With a dual-core phone, you'd expect a plethora of messaging options, and once again we're not disappointed with the Samsung Galaxy S2.
We'll list the options we've got just to show you: POP/IMAP email, Gmail, Exchange, Google Talk, MSN Messenger, SMS, Text, Twitter and Facebook. OK, so the last two are only available by adding the apps, but still – it's an easy step to get them on there.
The reason we've included them on there is that Samsung's Social Hub gives you access to all the above. Should you receive a message from any of the listed options, it will appear in this application with a little notification icon, making it very easy to respond and keep up to date.
We've always shied away from the poor integration of Samsung's Social Hub in the past, as it's often been just a place to send Facebook and Twitter updates – but this one is actually useful and really works as an integrated hub.
You can still use it as a place to see your integrated Facebook and Twitter feeds, but it's so messy in terms of interface that unless you only have a few friends and people you follow, it's not much use.

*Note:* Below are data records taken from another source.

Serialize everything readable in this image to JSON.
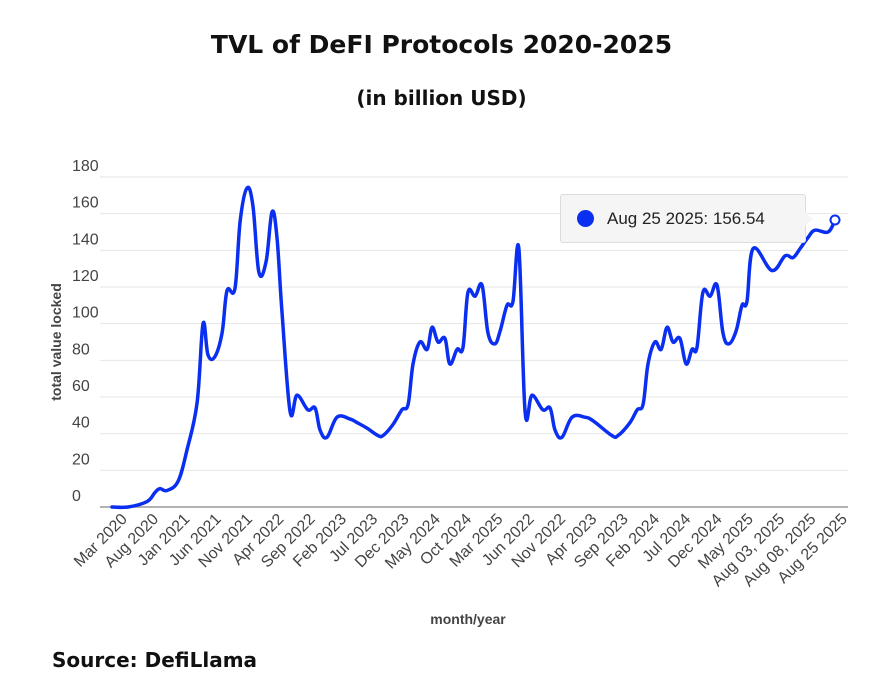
{
  "title": "TVL of DeFI Protocols 2020-2025",
  "subtitle": "(in billion USD)",
  "source": "Source: DefiLlama",
  "tooltip": {
    "text": "Aug 25 2025: 156.54"
  },
  "colors": {
    "line": "#0a2ff0",
    "grid": "#e6e6e6",
    "axis": "#999999"
  },
  "chart_data": {
    "type": "line",
    "title": "TVL of DeFI Protocols 2020-2025",
    "subtitle": "(in billion USD)",
    "xlabel": "month/year",
    "ylabel": "total value locked",
    "ylim": [
      0,
      180
    ],
    "yticks": [
      "0",
      "20",
      "40",
      "60",
      "80",
      "100",
      "120",
      "140",
      "160",
      "180"
    ],
    "grid": true,
    "categories": [
      "Mar 2020",
      "Aug 2020",
      "Jan 2021",
      "Jun 2021",
      "Nov 2021",
      "Apr 2022",
      "Sep 2022",
      "Feb 2023",
      "Jul 2023",
      "Dec 2023",
      "May 2024",
      "Oct 2024",
      "Mar 2025",
      "Jun 2022",
      "Nov 2022",
      "Apr 2023",
      "Sep 2023",
      "Feb 2024",
      "Jul 2024",
      "Dec 2024",
      "May 2025",
      "Aug 03, 2025",
      "Aug 08, 2025",
      "Aug 25 2025"
    ],
    "points": [
      [
        0,
        0
      ],
      [
        0.49,
        0
      ],
      [
        1.07,
        3
      ],
      [
        1.31,
        8
      ],
      [
        1.46,
        10
      ],
      [
        1.67,
        9
      ],
      [
        2.01,
        14
      ],
      [
        2.28,
        31
      ],
      [
        2.59,
        57
      ],
      [
        2.77,
        100
      ],
      [
        2.92,
        83
      ],
      [
        3.13,
        82
      ],
      [
        3.35,
        95
      ],
      [
        3.5,
        118
      ],
      [
        3.74,
        119
      ],
      [
        3.9,
        156
      ],
      [
        4.11,
        174
      ],
      [
        4.29,
        164
      ],
      [
        4.47,
        128
      ],
      [
        4.69,
        134
      ],
      [
        4.87,
        161
      ],
      [
        5.02,
        147
      ],
      [
        5.17,
        107
      ],
      [
        5.42,
        52
      ],
      [
        5.63,
        61
      ],
      [
        5.96,
        53
      ],
      [
        6.18,
        54
      ],
      [
        6.33,
        42
      ],
      [
        6.54,
        38
      ],
      [
        6.85,
        49
      ],
      [
        7.24,
        48
      ],
      [
        7.46,
        46
      ],
      [
        7.76,
        43
      ],
      [
        8.09,
        39
      ],
      [
        8.25,
        39
      ],
      [
        8.55,
        45
      ],
      [
        8.82,
        53
      ],
      [
        9.01,
        56
      ],
      [
        9.16,
        78
      ],
      [
        9.37,
        90
      ],
      [
        9.59,
        86
      ],
      [
        9.74,
        98
      ],
      [
        9.92,
        90
      ],
      [
        10.13,
        92
      ],
      [
        10.28,
        78
      ],
      [
        10.5,
        86
      ],
      [
        10.68,
        87
      ],
      [
        10.83,
        117
      ],
      [
        11.05,
        115
      ],
      [
        11.26,
        121
      ],
      [
        11.44,
        95
      ],
      [
        11.65,
        89
      ],
      [
        11.81,
        96
      ],
      [
        12.02,
        110
      ],
      [
        12.2,
        112
      ],
      [
        12.38,
        141
      ],
      [
        12.57,
        52
      ],
      [
        12.78,
        61
      ],
      [
        13.11,
        53
      ],
      [
        13.33,
        54
      ],
      [
        13.48,
        42
      ],
      [
        13.69,
        38
      ],
      [
        14.0,
        49
      ],
      [
        14.39,
        49
      ],
      [
        14.64,
        47
      ],
      [
        15.21,
        39
      ],
      [
        15.4,
        39
      ],
      [
        15.76,
        46
      ],
      [
        15.98,
        53
      ],
      [
        16.16,
        56
      ],
      [
        16.31,
        78
      ],
      [
        16.52,
        90
      ],
      [
        16.71,
        86
      ],
      [
        16.89,
        98
      ],
      [
        17.07,
        90
      ],
      [
        17.28,
        92
      ],
      [
        17.47,
        78
      ],
      [
        17.65,
        86
      ],
      [
        17.8,
        87
      ],
      [
        17.98,
        117
      ],
      [
        18.2,
        115
      ],
      [
        18.41,
        121
      ],
      [
        18.59,
        95
      ],
      [
        18.77,
        89
      ],
      [
        18.99,
        96
      ],
      [
        19.17,
        110
      ],
      [
        19.32,
        112
      ],
      [
        19.51,
        141
      ],
      [
        20.08,
        129
      ],
      [
        20.48,
        137
      ],
      [
        20.72,
        136
      ],
      [
        20.94,
        141
      ],
      [
        21.18,
        147
      ],
      [
        21.39,
        151
      ],
      [
        21.79,
        150
      ],
      [
        22,
        156.54
      ]
    ],
    "highlight": {
      "label": "Aug 25 2025",
      "value": 156.54
    }
  }
}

The email client is much improved over the previous iteration of the Galaxy S2 - with Android 4.0 ICS comes greater power. This means no more terrible updating of the messages when you need them, and push options now come through on time.
Also, there's now an easy way to select multiple messages thanks to selectable boxes next to each email, meaning you can manage your messages with much greater aplomb. Well done, Samsung.

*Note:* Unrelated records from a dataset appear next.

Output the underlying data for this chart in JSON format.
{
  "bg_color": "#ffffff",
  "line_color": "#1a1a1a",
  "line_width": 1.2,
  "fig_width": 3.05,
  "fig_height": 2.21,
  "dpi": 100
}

On both the text and email clients, we're treated to a dual window view when holding the Galaxy S2 in landscape – it works very well if you're searching for a message and is really cool to show off, but probably more use in email than text messaging.
The keyboard on the Samsung Galaxy S2 is a middling effort – we're not talking in terms of accuracy, as it's actually pretty good on that front, but in terms of actual use it's slightly frustrating.
Thankfully, Samsung has removed the voice input key, which did lie to just to the left of the keyboard, as part of the Android 4.0 Ice Cream Sandwich update, but we would have liked to see it replaced with a comma button, which is clearly going to be used far more.
The keyboard is also rather poorly spaced – we can't count the amount of times we accidentally hit the full stop key instead, and the autocorrect can be a little schizophrenic at times when deciding what word you're actually after.
Swype is included by default though, enabling those who like it to slide around the keyboard writing letters. Swype has divided opinion here at Casa del TechRadar, as some people feel it really adds speed, and others think it is just too inaccurate. If you're into it, the large keys make it a joy to use.
If you really can't stand the Samsung keyboard, and don't fancy voice or Sywpe, then head on over to Google Play.
There are a number of different keyboards on offer - so free, others paid - with our personal favourite being Swiftkey X.
The keyboard in landscape is nice to use too, with the slimmer chassis making it easy to hit all the keys. If you've got word suggestions running it can be a problem though, as the suggested options will mask the text, which seems like something of a design oversight.
Again, we're giving the Samsung Galaxy S2 a big tick for its messaging capabilities – there's a plethora of options here, and it's very easy indeed to stay connected through pretty much any method you can think of.